“You just don’t fit in here.” That was an exact quote from a man who wouldn’t hire me for a job that I could do in my sleep.
He never said, but implied: “I won’t bother you with elaborating on that statement. Come on. Trust me.”
“You are in the slow group.” That was not an exact quote. It may have been called ‘group b.’ My teacher explained, “That class in the school where you came from was on the 3 times multiplication tables. That is where our slow math group is here. You also belong in our slow reading group.”
In third grade, I assumed school meant excruciating boredom and casual meanness. In third grade, I had a library book that was maybe at sixth grade level. I smuggled it into the classroom and hid it behind the text book before Mrs. Lundqvist swiped from my hands as I tried to read behind my text book. That’s all I could do. Read and read and read, as I waited for my turn to recite out of the text book filled with pictures of little tow-headed kids named Nan and Anne and Dick and Jan.
I started out as an artist in kindergarten. My teachers let me have that one. They didn’t smash my crayons or take them away. I graduated from a state college with a B.A. in fine art and drew escapist scenes. I also kept journals. From my place inside of my family of origin, I was too abridged to be anything aside from ‘just a girl.’ In the outside world, I was bad, even though I didn’t move around, wave my arms, or talk a whole lot.
I heard from a sibling lately saying that a black administrator found some mysterious files of kids from that grammar school I attended. He finally figured out that the earlier administrators kept files of every black child that integrated the school. Apparently, by age seven, we were scary, and the admin needed to track us like enemy agents.
As of late, I have impressive spurts of anger.
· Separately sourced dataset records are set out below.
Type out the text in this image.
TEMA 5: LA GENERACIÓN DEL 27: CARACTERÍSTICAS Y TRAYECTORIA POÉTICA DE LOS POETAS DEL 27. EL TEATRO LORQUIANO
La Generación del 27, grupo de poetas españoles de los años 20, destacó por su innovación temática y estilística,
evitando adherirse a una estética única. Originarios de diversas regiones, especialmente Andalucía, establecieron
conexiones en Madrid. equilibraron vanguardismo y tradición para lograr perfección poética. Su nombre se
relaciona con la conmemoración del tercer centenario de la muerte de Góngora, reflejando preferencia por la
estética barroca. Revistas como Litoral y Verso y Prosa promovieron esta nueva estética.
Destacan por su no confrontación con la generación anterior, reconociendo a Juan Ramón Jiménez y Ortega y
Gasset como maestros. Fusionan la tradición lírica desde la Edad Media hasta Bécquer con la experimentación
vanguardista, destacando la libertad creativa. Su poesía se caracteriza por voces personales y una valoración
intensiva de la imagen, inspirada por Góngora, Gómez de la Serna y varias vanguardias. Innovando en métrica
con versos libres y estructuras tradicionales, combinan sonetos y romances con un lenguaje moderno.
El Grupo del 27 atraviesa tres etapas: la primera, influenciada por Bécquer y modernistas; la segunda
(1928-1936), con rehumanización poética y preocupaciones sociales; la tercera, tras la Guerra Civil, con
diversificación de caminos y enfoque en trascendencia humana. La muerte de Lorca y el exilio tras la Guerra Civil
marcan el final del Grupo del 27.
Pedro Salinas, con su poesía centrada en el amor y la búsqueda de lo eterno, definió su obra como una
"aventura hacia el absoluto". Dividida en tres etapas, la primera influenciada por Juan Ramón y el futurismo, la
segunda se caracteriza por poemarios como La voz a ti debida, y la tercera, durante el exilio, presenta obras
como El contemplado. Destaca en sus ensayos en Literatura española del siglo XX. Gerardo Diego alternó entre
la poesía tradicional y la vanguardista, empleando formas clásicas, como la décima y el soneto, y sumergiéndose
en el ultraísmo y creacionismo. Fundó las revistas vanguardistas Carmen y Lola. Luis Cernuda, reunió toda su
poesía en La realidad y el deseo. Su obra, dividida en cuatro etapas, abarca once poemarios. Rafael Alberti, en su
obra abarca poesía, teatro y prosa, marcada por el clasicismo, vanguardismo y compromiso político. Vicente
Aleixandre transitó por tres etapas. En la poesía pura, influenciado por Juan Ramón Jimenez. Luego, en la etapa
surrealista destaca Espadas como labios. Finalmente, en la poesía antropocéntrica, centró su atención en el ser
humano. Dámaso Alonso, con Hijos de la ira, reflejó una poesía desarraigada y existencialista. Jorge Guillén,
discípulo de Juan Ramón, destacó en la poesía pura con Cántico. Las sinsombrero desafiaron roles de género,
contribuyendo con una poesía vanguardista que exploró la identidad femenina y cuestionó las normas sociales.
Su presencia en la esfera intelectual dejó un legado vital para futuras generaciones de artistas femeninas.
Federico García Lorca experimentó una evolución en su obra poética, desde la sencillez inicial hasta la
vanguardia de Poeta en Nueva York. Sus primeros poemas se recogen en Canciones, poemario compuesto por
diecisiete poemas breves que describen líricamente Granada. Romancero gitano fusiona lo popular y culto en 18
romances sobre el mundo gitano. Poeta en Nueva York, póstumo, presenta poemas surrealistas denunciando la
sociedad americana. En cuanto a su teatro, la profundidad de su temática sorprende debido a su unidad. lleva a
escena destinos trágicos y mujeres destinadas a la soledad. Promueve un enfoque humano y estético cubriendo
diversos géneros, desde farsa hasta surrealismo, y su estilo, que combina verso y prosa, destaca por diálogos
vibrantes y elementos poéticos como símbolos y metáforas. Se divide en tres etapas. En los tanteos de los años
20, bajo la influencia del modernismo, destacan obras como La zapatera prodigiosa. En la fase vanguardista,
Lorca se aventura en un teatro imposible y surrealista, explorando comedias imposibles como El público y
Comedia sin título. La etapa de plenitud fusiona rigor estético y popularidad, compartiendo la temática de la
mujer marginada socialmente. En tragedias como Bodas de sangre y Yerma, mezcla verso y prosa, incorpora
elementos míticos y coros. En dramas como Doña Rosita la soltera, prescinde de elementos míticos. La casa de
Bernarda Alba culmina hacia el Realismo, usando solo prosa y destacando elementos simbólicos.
And sometimes I stop and think of what my life would require in order for me to have the full heaping dose of white privilege, and then the anger fades away, and I am grateful that there is no part of me that the larger culture insists I that I starve off as I master the art of standing a few feet outside of my body while observing how brilliant my witty banter is. Besides, I am alright when I am writing.
I can relate to your story. I love to read. I could read very fast. I remember when I was in the 6th grade at Catholic) school in East Oakland, the teacher, a nun, had several groups of readers. The one group of “advanced” readers were all girls, and white. They were all Catholic, I was not. There were about five of them. I was horrible with math, but reading was my passion, books were my treasure and I knew I read faster than the girls in the advanced group. I read at the level of a 10th-12th grade student. I remember reading like the Dickens to reach the book they were all reading to prove I was just as capable and smart as them. I remember enjoying religion class, and took the lessons more seriously than my friends who were Catholic. I would be given only C’s or C+’s for those grades, never higher despite my reading up on every facet of the Church. I enjoyed reading books about nearly every saint in the College of Saints, it did not matter.
I remember when I first started Skyline High, we were in same Algebra class. We did not know each other then. I was in total fear of being asked to come up to front of class to do board work. I would blank out. You once went up, and solved a problem on old-school projector, and got answer right. It was a number line. We were only a handful of black girls in that class. I thought: “damn, she is smart, I wish I could do that like her without fear”! Needless to say, you were a very talented artist and was ahead of the game “ blerd” re: the environment, science fiction, etc., before that word came about in the 21st century. 👍🏾. We have come a long way and are still here, still moving through life.